The Big Ten runners-up were sent to the Citrus Bowl to meet a Georgia club that had tied for the inaugural SEC East crown but been left out of the newly-minted conference championship game by virtue of a two-point loss to the Florida Gators. That setback, coupled with a three-point defeat sustained at the hands of the freshly-established division rival Tennessee Volunteers, left Ray Goff’s talent-laden Bulldog squad sitting at 9-2, with a top ten ranking and a double-digit win tally on the line in Orlando.
Georgia began the game in a fashion former head coach Vince Dooley would have found to his liking, embarking on a 14-play, 80-yard drive that took more than six minutes off the clock before culminating in a Garrison Hearst touchdown scamper. Smith later answered Hearst’s one-yard scoring plunge with a three-foot rush to paydirt of his own, tying the contest at seven points per side just 77 seconds prior to halftime.

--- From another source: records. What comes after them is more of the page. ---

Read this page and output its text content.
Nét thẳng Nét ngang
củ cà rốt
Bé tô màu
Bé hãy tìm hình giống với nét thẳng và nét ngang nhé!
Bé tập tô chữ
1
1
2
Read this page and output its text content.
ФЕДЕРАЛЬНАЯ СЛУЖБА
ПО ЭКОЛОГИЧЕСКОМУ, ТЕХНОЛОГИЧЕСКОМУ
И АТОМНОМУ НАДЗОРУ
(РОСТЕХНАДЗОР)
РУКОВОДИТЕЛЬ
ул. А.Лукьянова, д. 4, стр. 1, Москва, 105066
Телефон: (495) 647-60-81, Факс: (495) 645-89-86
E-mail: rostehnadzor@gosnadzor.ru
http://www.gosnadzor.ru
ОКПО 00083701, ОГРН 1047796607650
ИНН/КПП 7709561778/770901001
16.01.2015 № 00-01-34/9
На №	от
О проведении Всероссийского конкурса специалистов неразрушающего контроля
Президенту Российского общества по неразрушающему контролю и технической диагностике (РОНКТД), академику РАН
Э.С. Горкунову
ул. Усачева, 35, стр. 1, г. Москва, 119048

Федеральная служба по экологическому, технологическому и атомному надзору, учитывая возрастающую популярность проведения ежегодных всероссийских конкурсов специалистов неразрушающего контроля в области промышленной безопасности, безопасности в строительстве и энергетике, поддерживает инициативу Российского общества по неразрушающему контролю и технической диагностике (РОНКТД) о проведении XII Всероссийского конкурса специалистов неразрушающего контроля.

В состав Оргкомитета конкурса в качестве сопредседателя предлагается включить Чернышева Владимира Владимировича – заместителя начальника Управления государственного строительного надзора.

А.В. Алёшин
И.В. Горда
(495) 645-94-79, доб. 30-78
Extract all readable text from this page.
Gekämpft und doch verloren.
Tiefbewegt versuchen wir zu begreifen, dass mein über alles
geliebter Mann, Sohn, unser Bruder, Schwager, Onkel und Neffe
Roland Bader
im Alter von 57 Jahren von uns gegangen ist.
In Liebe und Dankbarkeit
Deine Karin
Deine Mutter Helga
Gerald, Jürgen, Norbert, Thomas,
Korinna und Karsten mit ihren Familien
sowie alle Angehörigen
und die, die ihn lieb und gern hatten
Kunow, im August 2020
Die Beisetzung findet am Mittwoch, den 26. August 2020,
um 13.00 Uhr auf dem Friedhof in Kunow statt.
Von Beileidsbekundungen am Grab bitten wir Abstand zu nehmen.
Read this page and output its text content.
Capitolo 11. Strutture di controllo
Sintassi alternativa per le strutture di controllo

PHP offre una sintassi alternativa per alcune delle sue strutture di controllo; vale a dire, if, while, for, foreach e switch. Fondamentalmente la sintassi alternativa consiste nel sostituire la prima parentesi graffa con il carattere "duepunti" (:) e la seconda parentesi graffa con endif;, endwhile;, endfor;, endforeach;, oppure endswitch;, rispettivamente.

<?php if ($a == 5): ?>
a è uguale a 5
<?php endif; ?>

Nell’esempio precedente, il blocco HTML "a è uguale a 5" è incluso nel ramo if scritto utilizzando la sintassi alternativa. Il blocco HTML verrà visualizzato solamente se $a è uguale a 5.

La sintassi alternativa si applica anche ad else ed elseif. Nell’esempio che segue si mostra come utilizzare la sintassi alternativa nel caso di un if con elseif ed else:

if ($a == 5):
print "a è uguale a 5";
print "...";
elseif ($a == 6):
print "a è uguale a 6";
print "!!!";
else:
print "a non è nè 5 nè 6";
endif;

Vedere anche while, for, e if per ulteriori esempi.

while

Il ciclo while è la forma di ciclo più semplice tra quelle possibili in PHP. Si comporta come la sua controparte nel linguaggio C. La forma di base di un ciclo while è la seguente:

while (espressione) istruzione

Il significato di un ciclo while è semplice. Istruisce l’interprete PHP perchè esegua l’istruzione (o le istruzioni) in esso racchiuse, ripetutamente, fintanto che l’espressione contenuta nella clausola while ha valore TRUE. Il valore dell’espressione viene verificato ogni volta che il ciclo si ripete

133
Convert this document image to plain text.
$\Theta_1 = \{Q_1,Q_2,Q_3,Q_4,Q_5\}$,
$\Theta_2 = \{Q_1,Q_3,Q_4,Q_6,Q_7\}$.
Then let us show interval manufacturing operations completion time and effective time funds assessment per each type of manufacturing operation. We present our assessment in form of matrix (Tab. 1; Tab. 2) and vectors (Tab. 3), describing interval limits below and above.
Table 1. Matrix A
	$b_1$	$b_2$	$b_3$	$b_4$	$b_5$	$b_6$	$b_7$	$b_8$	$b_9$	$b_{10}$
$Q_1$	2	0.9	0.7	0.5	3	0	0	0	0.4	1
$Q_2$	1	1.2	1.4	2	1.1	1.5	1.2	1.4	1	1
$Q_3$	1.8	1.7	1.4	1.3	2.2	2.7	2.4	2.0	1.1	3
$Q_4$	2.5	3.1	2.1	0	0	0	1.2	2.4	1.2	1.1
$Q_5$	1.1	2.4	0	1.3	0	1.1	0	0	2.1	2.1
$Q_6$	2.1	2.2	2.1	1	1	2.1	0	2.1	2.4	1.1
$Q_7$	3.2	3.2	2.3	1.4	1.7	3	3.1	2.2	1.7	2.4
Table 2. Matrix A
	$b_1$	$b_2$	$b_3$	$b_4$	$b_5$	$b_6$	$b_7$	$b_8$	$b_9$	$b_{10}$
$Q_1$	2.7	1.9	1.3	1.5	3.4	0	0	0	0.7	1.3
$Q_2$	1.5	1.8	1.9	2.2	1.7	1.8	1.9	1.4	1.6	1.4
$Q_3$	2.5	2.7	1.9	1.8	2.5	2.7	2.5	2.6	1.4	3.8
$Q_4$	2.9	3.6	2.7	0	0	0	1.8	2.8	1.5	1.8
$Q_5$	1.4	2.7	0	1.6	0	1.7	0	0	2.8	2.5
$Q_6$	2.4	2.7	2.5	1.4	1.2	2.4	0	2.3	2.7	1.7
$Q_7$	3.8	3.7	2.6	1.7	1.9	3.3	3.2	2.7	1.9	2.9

Andre Hastings brought back the second-half kickoff for a 49-yard return, then Hearst proceeded to cover 45 yards on four carries to give the Athenians a 14-7 lead. Later in the third quarter, a poor Georgia punt set up the Buckeyes at the Bulldogs’ 33 yard line, and Ohio State cashed in from there, as Smith responded to Hearst’s five-yard touchdown run with a five-yard touchdown run.
The Big Ten team seized the momentum with a 45-yard pass from Herbstreit to Smith that carried the Ohioans inside the red zone, but the Classic City Canines recovered a Herbstreit fumble and proceeded to cover 80 yards in eleven plays. Frank Harvey capped off the drive with a one-yard touchdown run to put the Bulldogs out in front for good by a 21-14 margin. The Buckeyes’ last desperate possession ended with an interception in the end zone to seal Georgia’s first bowl victory in Orlando.
Though the final score was close, the game really wasn’t. The Bulldogs led in first downs (26-18), rushing yards (234-202), and passing yards (242-110). Hearst (163 yards and two touchdowns on 28 carries) outperformed Smith (113 yards and two touchdowns on 25 carries), while Eric Zeier (21 for 31 for 242 yards) outdueled Herbstreit (eight for 24 for 110 yards). Hastings hauled in eight receptions for 113 yards in what would prove to be Hearst’s and his final game with the Red and Black. Georgia’s first ten-win season since 1983 was rewarded with a No. 8 final ranking in both major polls.